The present disclosure discloses a Liquid Cornea composition comprising: at least one polymer; an antifibrinolytic agent; decellularized extracellular matrix; human corneal cell suspension; at least one extracellular matrix cross-linker; and calcium chloride (CaCl2). Also provided is a method for preparing the liquid cornea composition. The present disclosure also discloses a process for obtaining the decellularized extracellular matrix.

Description

A LIQUID CORNEA COMPOSITION
FIELD OF INVENTION
[001] The present disclosure relates to the field of biological hydrogels in general and corneal hydrogels in particular. There is provided a Liquid Cornea composition for biomedical application.
BACKGROUND OF INVENTION
[002] The organ eye in an organism represent the visual system and performs various photo sensory functions.
[003] The cornea is the outermost layer of the eye appearing as a transparent membrane- like tissue. The primary function of the cornea is to help focus vision and therefore it plays an important role in sight. Although it appears to possess a simplified tissue structure, this tissue is comprised of multiple layers.

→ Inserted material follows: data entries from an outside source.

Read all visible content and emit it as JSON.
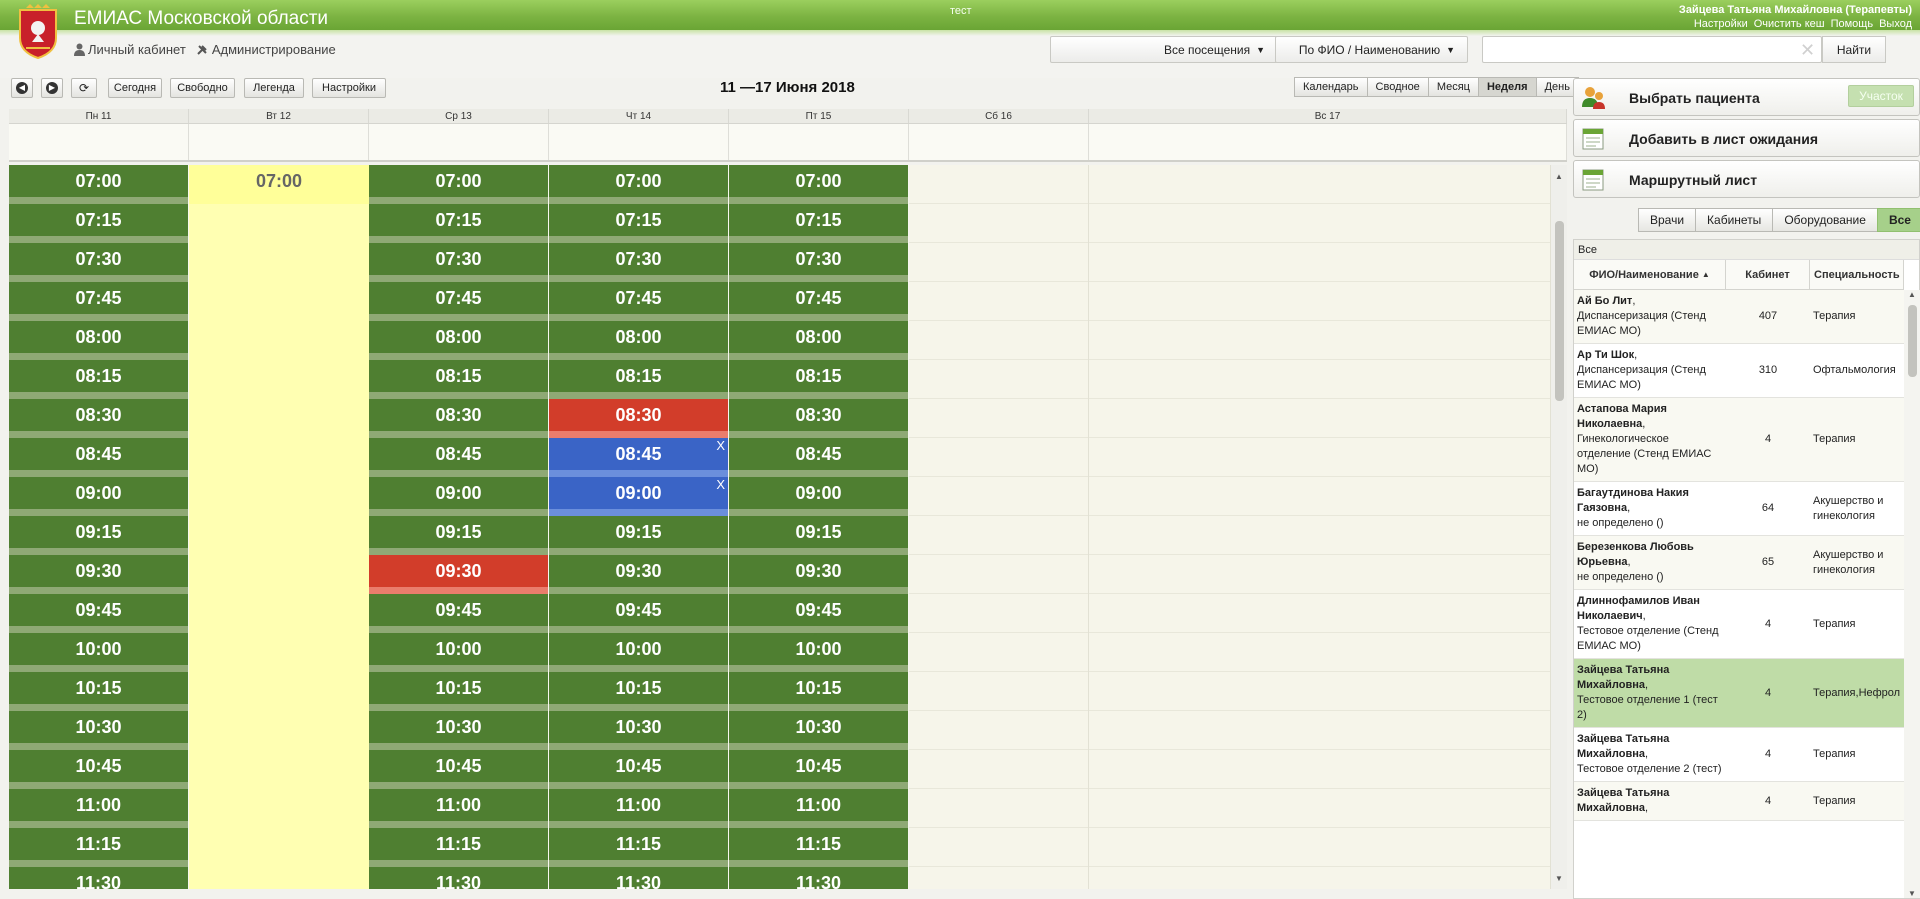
{
  "header": {
    "app_title": "ЕМИАС Московской области",
    "env_label": "тест",
    "user_name": "Зайцева Татьяна Михайловна (Терапевты)",
    "links": [
      "Настройки",
      "Очистить кеш",
      "Помощь",
      "Выход"
    ],
    "nav": {
      "cabinet": "Личный кабинет",
      "admin": "Администрирование"
    },
    "visits_dropdown": "Все посещения",
    "search_by_dropdown": "По ФИО / Наименованию",
    "search": {
      "value": "",
      "placeholder": ""
    },
    "find_button": "Найти"
  },
  "toolbar": {
    "today": "Сегодня",
    "free": "Свободно",
    "legend": "Легенда",
    "settings": "Настройки",
    "week_title": "11 —17 Июня 2018",
    "views": [
      "Календарь",
      "Сводное",
      "Месяц",
      "Неделя",
      "День"
    ],
    "active_view": "Неделя"
  },
  "calendar": {
    "days": [
      "Пн 11",
      "Вт 12",
      "Ср 13",
      "Чт 14",
      "Пт 15",
      "Сб 16",
      "Вс 17"
    ],
    "times": [
      "07:00",
      "07:15",
      "07:30",
      "07:45",
      "08:00",
      "08:15",
      "08:30",
      "08:45",
      "09:00",
      "09:15",
      "09:30",
      "09:45",
      "10:00",
      "10:15",
      "10:30",
      "10:45",
      "11:00",
      "11:15",
      "11:30"
    ],
    "columns": [
      {
        "day": "Пн 11",
        "kind": "slots"
      },
      {
        "day": "Вт 12",
        "kind": "yellow",
        "label": "07:00"
      },
      {
        "day": "Ср 13",
        "kind": "slots",
        "special": {
          "09:30": "red"
        }
      },
      {
        "day": "Чт 14",
        "kind": "slots",
        "special": {
          "08:30": "red",
          "08:45": "blue",
          "09:00": "blue"
        }
      },
      {
        "day": "Пт 15",
        "kind": "slots"
      },
      {
        "day": "Сб 16",
        "kind": "empty"
      },
      {
        "day": "Вс 17",
        "kind": "empty"
      }
    ],
    "cancel_mark": "X",
    "colors": {
      "free": "#4f7f31",
      "busy": "#d23d2a",
      "mine": "#3a64c6",
      "no_reception": "#ffffb2"
    }
  },
  "right_panel": {
    "choose_patient": "Выбрать пациента",
    "district": "Участок",
    "add_waitlist": "Добавить в лист ожидания",
    "route_sheet": "Маршрутный лист",
    "filters": [
      "Врачи",
      "Кабинеты",
      "Оборудование",
      "Все"
    ],
    "active_filter": "Все",
    "table": {
      "caption": "Все",
      "columns": [
        "ФИО/Наименование",
        "Кабинет",
        "Специальность"
      ],
      "sort_indicator": "▲",
      "rows": [
        {
          "name": "Ай Бо Лит",
          "dept": "Диспансеризация (Стенд ЕМИАС МО)",
          "room": "407",
          "spec": "Терапия",
          "selected": false
        },
        {
          "name": "Ар Ти Шок",
          "dept": "Диспансеризация (Стенд ЕМИАС МО)",
          "room": "310",
          "spec": "Офтальмология",
          "selected": false
        },
        {
          "name": "Астапова Мария Николаевна",
          "dept": "Гинекологическое отделение (Стенд ЕМИАС МО)",
          "room": "4",
          "spec": "Терапия",
          "selected": false
        },
        {
          "name": "Багаутдинова Накия Гаязовна",
          "dept": "не определено ()",
          "room": "64",
          "spec": "Акушерство и гинекология",
          "selected": false
        },
        {
          "name": "Березенкова Любовь Юрьевна",
          "dept": "не определено ()",
          "room": "65",
          "spec": "Акушерство и гинекология",
          "selected": false
        },
        {
          "name": "Длиннофамилов Иван Николаевич",
          "dept": "Тестовое отделение (Стенд ЕМИАС МО)",
          "room": "4",
          "spec": "Терапия",
          "selected": false
        },
        {
          "name": "Зайцева Татьяна Михайловна",
          "dept": "Тестовое отделение 1 (тест 2)",
          "room": "4",
          "spec": "Терапия,Нефрол",
          "selected": true
        },
        {
          "name": "Зайцева Татьяна Михайловна",
          "dept": "Тестовое отделение 2 (тест)",
          "room": "4",
          "spec": "Терапия",
          "selected": false
        },
        {
          "name": "Зайцева Татьяна Михайловна",
          "dept": "",
          "room": "4",
          "spec": "Терапия",
          "selected": false
        }
      ]
    }
  }
}
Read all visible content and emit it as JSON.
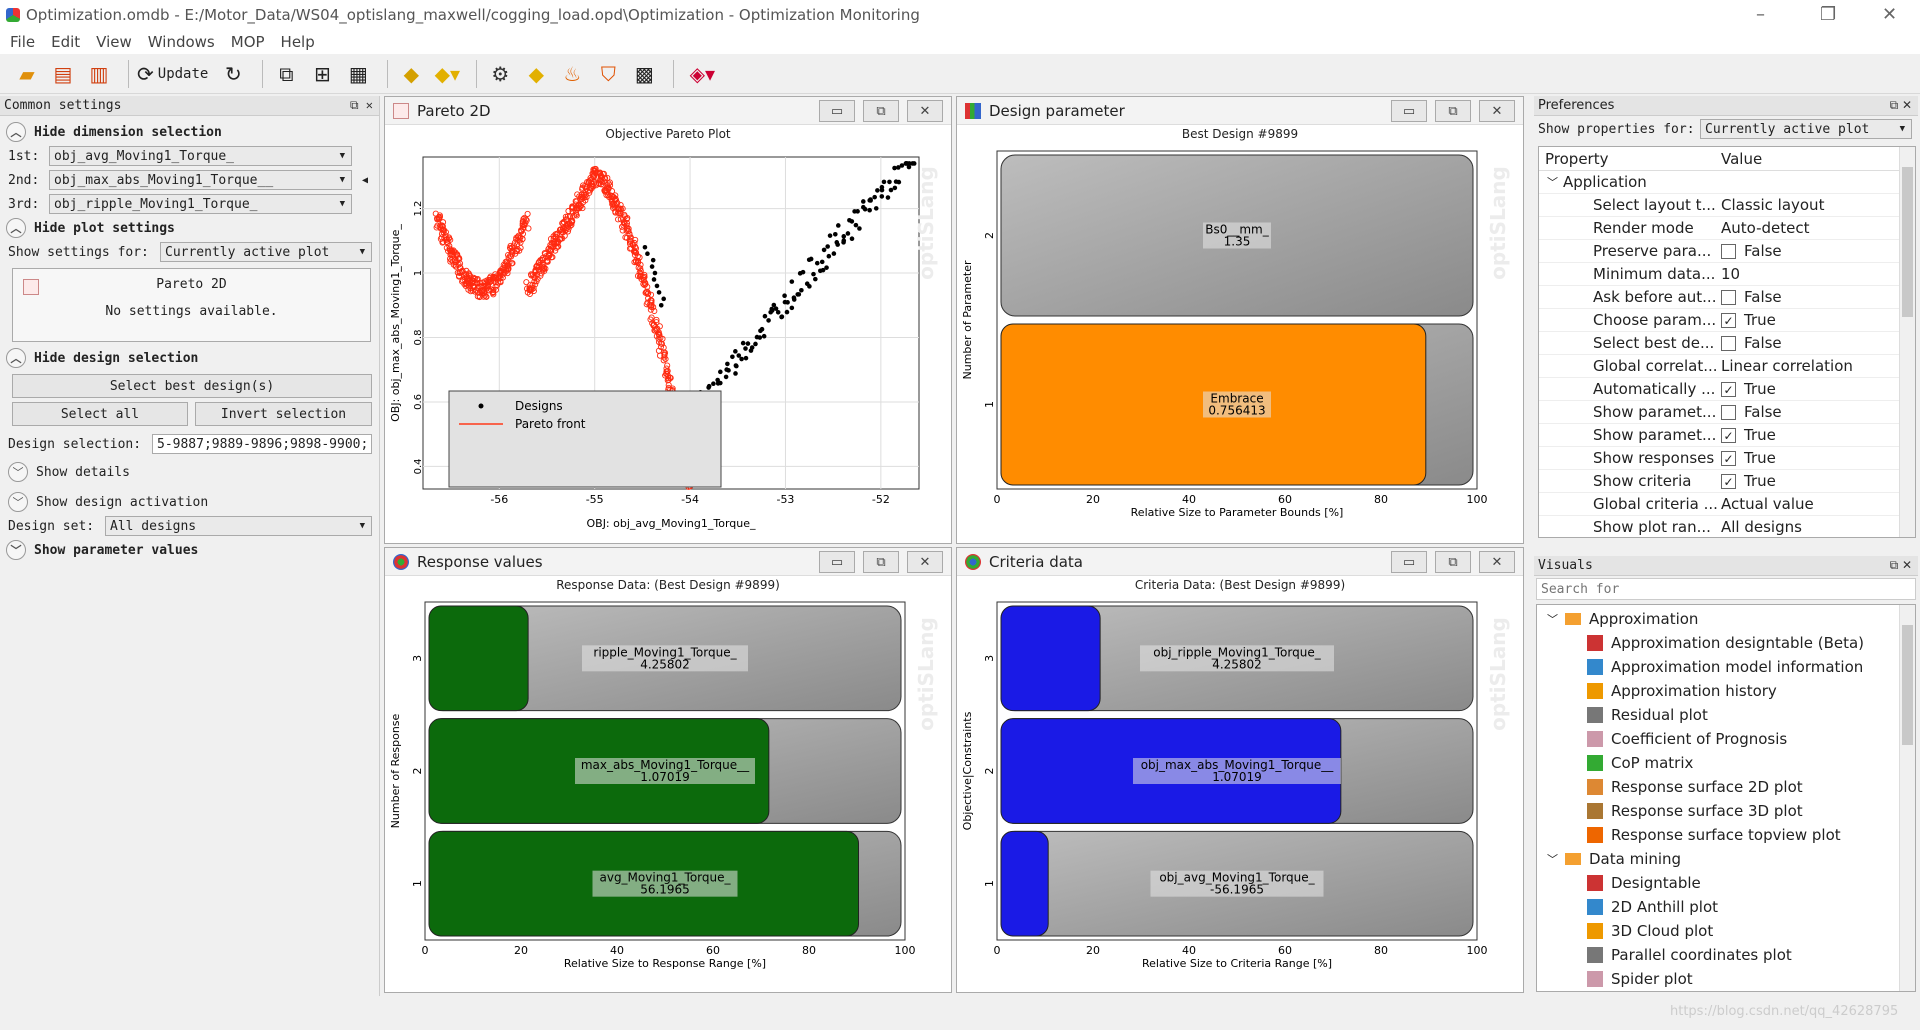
{
  "window": {
    "title": "Optimization.omdb - E:/Motor_Data/WS04_optislang_maxwell/cogging_load.opd\\Optimization - Optimization Monitoring",
    "minimize": "–",
    "maximize": "❐",
    "close": "✕"
  },
  "menu": [
    "File",
    "Edit",
    "View",
    "Windows",
    "MOP",
    "Help"
  ],
  "toolbar": {
    "update_label": "Update"
  },
  "left": {
    "header": "Common settings",
    "hide_dim": "Hide dimension selection",
    "dim": [
      {
        "label": "1st:",
        "value": "obj_avg_Moving1_Torque_"
      },
      {
        "label": "2nd:",
        "value": "obj_max_abs_Moving1_Torque__"
      },
      {
        "label": "3rd:",
        "value": "obj_ripple_Moving1_Torque_"
      }
    ],
    "hide_plot": "Hide plot settings",
    "show_for_label": "Show settings for:",
    "show_for_value": "Currently active plot",
    "box_title": "Pareto 2D",
    "box_text": "No settings available.",
    "hide_design": "Hide design selection",
    "select_best": "Select best design(s)",
    "select_all": "Select all",
    "invert": "Invert selection",
    "design_sel_label": "Design selection:",
    "design_sel_value": "5-9887;9889-9896;9898-9900;",
    "show_details": "Show details",
    "show_activation": "Show design activation",
    "design_set_label": "Design set:",
    "design_set_value": "All designs",
    "show_param": "Show parameter values"
  },
  "pareto": {
    "title": "Pareto 2D",
    "subtitle": "Objective Pareto Plot",
    "xlabel": "OBJ: obj_avg_Moving1_Torque_",
    "ylabel": "OBJ: obj_max_abs_Moving1_Torque_",
    "xticks": [
      "-56",
      "-55",
      "-54",
      "-53",
      "-52"
    ],
    "yticks": [
      "0.4",
      "0.6",
      "0.8",
      "1",
      "1.2"
    ],
    "legend_designs": "Designs",
    "legend_front": "Pareto front"
  },
  "design_param": {
    "title": "Design parameter",
    "subtitle": "Best Design #9899",
    "ylabel": "Number of Parameter",
    "xlabel": "Relative Size to Parameter Bounds [%]",
    "xticks": [
      "0",
      "20",
      "40",
      "60",
      "80",
      "100"
    ],
    "bars": [
      {
        "num": "2",
        "name": "Bs0__mm_",
        "value": "1.35",
        "pct": 0,
        "color": "#9a9a9a"
      },
      {
        "num": "1",
        "name": "Embrace",
        "value": "0.756413",
        "pct": 90,
        "color": "#ff8c00"
      }
    ]
  },
  "response": {
    "title": "Response values",
    "subtitle": "Response Data: (Best Design #9899)",
    "ylabel": "Number of Response",
    "xlabel": "Relative Size to Response Range [%]",
    "xticks": [
      "0",
      "20",
      "40",
      "60",
      "80",
      "100"
    ],
    "bars": [
      {
        "num": "3",
        "name": "ripple_Moving1_Torque_",
        "value": "4.25802",
        "pct": 21,
        "color": "#0c6a0c"
      },
      {
        "num": "2",
        "name": "max_abs_Moving1_Torque__",
        "value": "1.07019",
        "pct": 72,
        "color": "#0c6a0c"
      },
      {
        "num": "1",
        "name": "avg_Moving1_Torque_",
        "value": "56.1965",
        "pct": 91,
        "color": "#0c6a0c"
      }
    ]
  },
  "criteria": {
    "title": "Criteria data",
    "subtitle": "Criteria Data: (Best Design #9899)",
    "ylabel": "Objective|Constraints",
    "xlabel": "Relative Size to Criteria Range [%]",
    "xticks": [
      "0",
      "20",
      "40",
      "60",
      "80",
      "100"
    ],
    "bars": [
      {
        "num": "3",
        "name": "obj_ripple_Moving1_Torque_",
        "value": "4.25802",
        "pct": 21,
        "color": "#1a1ae6"
      },
      {
        "num": "2",
        "name": "obj_max_abs_Moving1_Torque__",
        "value": "1.07019",
        "pct": 72,
        "color": "#1a1ae6"
      },
      {
        "num": "1",
        "name": "obj_avg_Moving1_Torque_",
        "value": "-56.1965",
        "pct": 10,
        "color": "#1a1ae6"
      }
    ]
  },
  "watermark": "optiSLang",
  "prefs": {
    "header": "Preferences",
    "show_for_label": "Show properties for:",
    "show_for_value": "Currently active plot",
    "col_property": "Property",
    "col_value": "Value",
    "group": "Application",
    "rows": [
      {
        "name": "Select layout t...",
        "value": "Classic layout",
        "check": ""
      },
      {
        "name": "Render mode",
        "value": "Auto-detect",
        "check": ""
      },
      {
        "name": "Preserve para...",
        "value": "False",
        "check": "off"
      },
      {
        "name": "Minimum data...",
        "value": "10",
        "check": ""
      },
      {
        "name": "Ask before aut...",
        "value": "False",
        "check": "off"
      },
      {
        "name": "Choose param...",
        "value": "True",
        "check": "on"
      },
      {
        "name": "Select best de...",
        "value": "False",
        "check": "off"
      },
      {
        "name": "Global correlat...",
        "value": "Linear correlation",
        "check": ""
      },
      {
        "name": "Automatically ...",
        "value": "True",
        "check": "on"
      },
      {
        "name": "Show paramet...",
        "value": "False",
        "check": "off"
      },
      {
        "name": "Show paramet...",
        "value": "True",
        "check": "on"
      },
      {
        "name": "Show responses",
        "value": "True",
        "check": "on"
      },
      {
        "name": "Show criteria",
        "value": "True",
        "check": "on"
      },
      {
        "name": "Global criteria ...",
        "value": "Actual value",
        "check": ""
      },
      {
        "name": "Show plot ran...",
        "value": "All designs",
        "check": ""
      }
    ]
  },
  "visuals": {
    "header": "Visuals",
    "search_placeholder": "Search for",
    "groups": [
      {
        "name": "Approximation",
        "items": [
          "Approximation designtable (Beta)",
          "Approximation model information",
          "Approximation history",
          "Residual plot",
          "Coefficient of Prognosis",
          "CoP matrix",
          "Response surface 2D plot",
          "Response surface 3D plot",
          "Response surface topview plot"
        ]
      },
      {
        "name": "Data mining",
        "items": [
          "Designtable",
          "2D Anthill plot",
          "3D Cloud plot",
          "Parallel coordinates plot",
          "Spider plot"
        ]
      }
    ]
  },
  "footer_watermark": "https://blog.csdn.net/qq_42628795"
}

[004] The layers of the cornea are sequentially: the epithelium, Bowman’s membrane, Stroma, Descemet's Membrane, and Endothelium. Each of the tissue layers comprise different cell types. The maintenance of this tissue relies on a regular supply of nutrients from tear fluid from the aqueous humour.
[005] The cornea can be affected by trauma, infection and several diseases such as, corneal abrasion, corneal dystrophy, corneal ulcer , corneal neovascularization , Fuchs' dystrophy, keratitis , keratoconus among others. These conditions can lead to temporary or complete blindness and are among the leading causes of blindness in the world.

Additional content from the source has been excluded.